According to an independent benchmarking study conducted by the UK ENIC (formerly UK NARIC), the FRM is comparable to a master’s degree in ten national and regional educational systems. Based on this highly specialized content, complex candidate requirements, and industry-based curricula, the FRM was deemed equivalent to:
If you’re on your way to pursuing a career in FRM, these potential career paths may help you decide what avenue you would like to explore next.
Chief Risk Officer
The ultimate goal for many – a Chief Risk Officer is a top level executive in charge of identifying, analyzing and mitigating events that could possibly threaten a company or organization.

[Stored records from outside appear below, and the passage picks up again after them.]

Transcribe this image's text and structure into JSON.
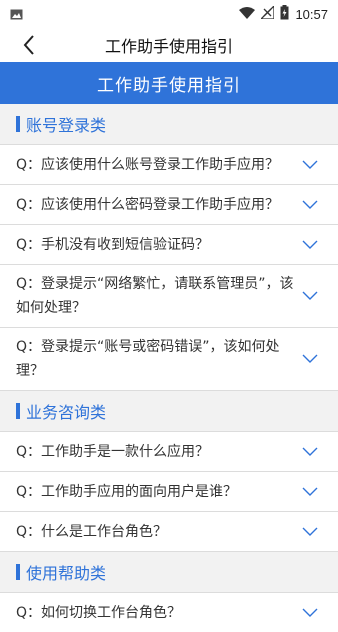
{
  "statusbar": {
    "time": "10:57"
  },
  "nav": {
    "title": "工作助手使用指引"
  },
  "banner": {
    "title": "工作助手使用指引"
  },
  "sections": [
    {
      "title": "账号登录类",
      "items": [
        "Q：应该使用什么账号登录工作助手应用？",
        "Q：应该使用什么密码登录工作助手应用？",
        "Q：手机没有收到短信验证码？",
        "Q：登录提示“网络繁忙，请联系管理员”，该如何处理？",
        "Q：登录提示“账号或密码错误”，该如何处理？"
      ]
    },
    {
      "title": "业务咨询类",
      "items": [
        "Q：工作助手是一款什么应用？",
        "Q：工作助手应用的面向用户是谁？",
        "Q：什么是工作台角色？"
      ]
    },
    {
      "title": "使用帮助类",
      "items": [
        "Q：如何切换工作台角色？"
      ]
    }
  ]
}
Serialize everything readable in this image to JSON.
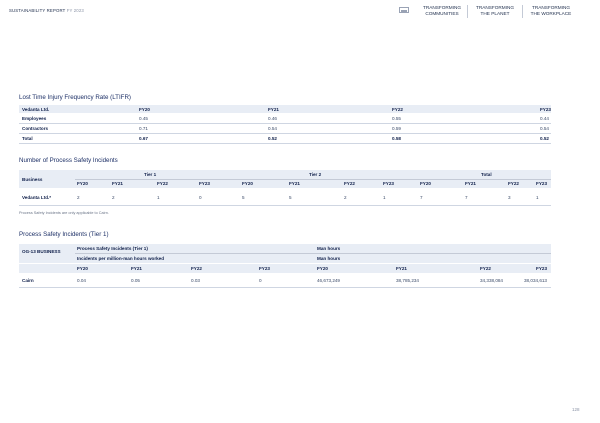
{
  "header": {
    "report_label": "SUSTAINABILITY REPORT",
    "report_year": "FY 2023",
    "tabs": [
      {
        "line1": "TRANSFORMING",
        "line2": "COMMUNITIES"
      },
      {
        "line1": "TRANSFORMING",
        "line2": "THE PLANET"
      },
      {
        "line1": "TRANSFORMING",
        "line2": "THE WORKPLACE"
      }
    ]
  },
  "ltifr": {
    "title": "Lost Time Injury Frequency Rate (LTIFR)",
    "columns": [
      "Vedanta Ltd.",
      "FY20",
      "FY21",
      "FY22",
      "FY23"
    ],
    "rows": [
      [
        "Employees",
        "0.45",
        "0.46",
        "0.55",
        "0.44"
      ],
      [
        "Contractors",
        "0.71",
        "0.54",
        "0.59",
        "0.54"
      ],
      [
        "Total",
        "0.67",
        "0.52",
        "0.58",
        "0.52"
      ]
    ]
  },
  "psi": {
    "title": "Number of Process Safety Incidents",
    "group_headers": [
      "Tier 1",
      "Tier 2",
      "Total"
    ],
    "business_label": "Business",
    "years": [
      "FY20",
      "FY21",
      "FY22",
      "FY23",
      "FY20",
      "FY21",
      "FY22",
      "FY23",
      "FY20",
      "FY21",
      "FY22",
      "FY23"
    ],
    "row_label": "Vedanta Ltd.*",
    "values": [
      "2",
      "2",
      "1",
      "0",
      "5",
      "5",
      "2",
      "1",
      "7",
      "7",
      "3",
      "1"
    ],
    "note": "Process Safety Incidents are only applicable to Cairn."
  },
  "tier1": {
    "title": "Process Safety Incidents (Tier 1)",
    "og_label": "OG-13 BUSINESS",
    "sub_left_1": "Process Safety Incidents (Tier 1)",
    "sub_left_2": "Incidents per million-man hours worked",
    "sub_right_1": "Man hours",
    "sub_right_2": "Man hours",
    "years": [
      "FY20",
      "FY21",
      "FY22",
      "FY23",
      "FY20",
      "FY21",
      "FY22",
      "FY23"
    ],
    "row_label": "Cairn",
    "values": [
      "0.04",
      "0.05",
      "0.03",
      "0",
      "46,673,249",
      "38,785,234",
      "34,338,084",
      "38,034,613"
    ]
  },
  "page_number": "128"
}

The risks associated could be both internal or external.
A CRO also helps to ensure that a company is complying with regulations set by the respective government in the country. They review different factors which could affect an organization’s investors or performance.
They are also very relevant to profitability and productivity, spearheading efforts in relation to enterprise risk management. A CRO is expected to minimize risks in the operational function of a company.
An FRM can rise through the ranks in Credit, Treasury, Market or Enterprise to eventually take the helm as CRO. Read on to understand the starting roles in each of these departments.
Credit Risk Analyst
A Credit Risk Analyst is essential to a company, especially when taking out loans or taking credit. An analyst analyzes the risks associated with taking out loans and lending. When an applicant applies for a loan, a credit risk analyst looks over the application to ensure that the information matches the terms of the loan. They determine whether the applicant has resources to pay back the loan or the willingness to. They mostly analyze an applicant’s financial records and credit history.
A Treasury Professional in a bank is responsible for overall treasury functions of a bank. They are responsible for banks’ overall liquidity, money market functions, bond market functions, foreign exchange dealing and overall asset-liability management. Their activities are involved with taking and managing exposure to interest rate risk, counterparty credit risk, operational risk, foreign exchange risk etc.
Competency and practice in financial risk management is essential for bank treasury professionals.
Market Risk Analyst
A market risk analyst needs to analyze the market variables like interest rates, equity market price, foreign exchange rates, commodity market risk etc. A bank, financial institution and other corporates are always exposed to market risks and a market risk analyst’s job is to analyze, recommend and manage the relevant market risks to achieve the objective company objectives.
Enterprise Risk Manager
Enterprise risk management has become extremely important functions for banks over the years. Enterprise risk management seeks to control the broadest possible set of risks, from purely financial ones such as market and credit risk—the drivers of doom during the last crisis—to non-financial threats such as reputation risk. The goal of enterprise risk management is to recognize and measure all forms of financial and non-financial risk, so the firm can safely maximize its risk-taking.
By pursuing some of these career tracks, financial risk managers can work their way up the ladder and develop lifelong skills that will aid them in their career goals. The financial risk industry has many opportunities to offer, and individuals should always strive to opt for the best fit.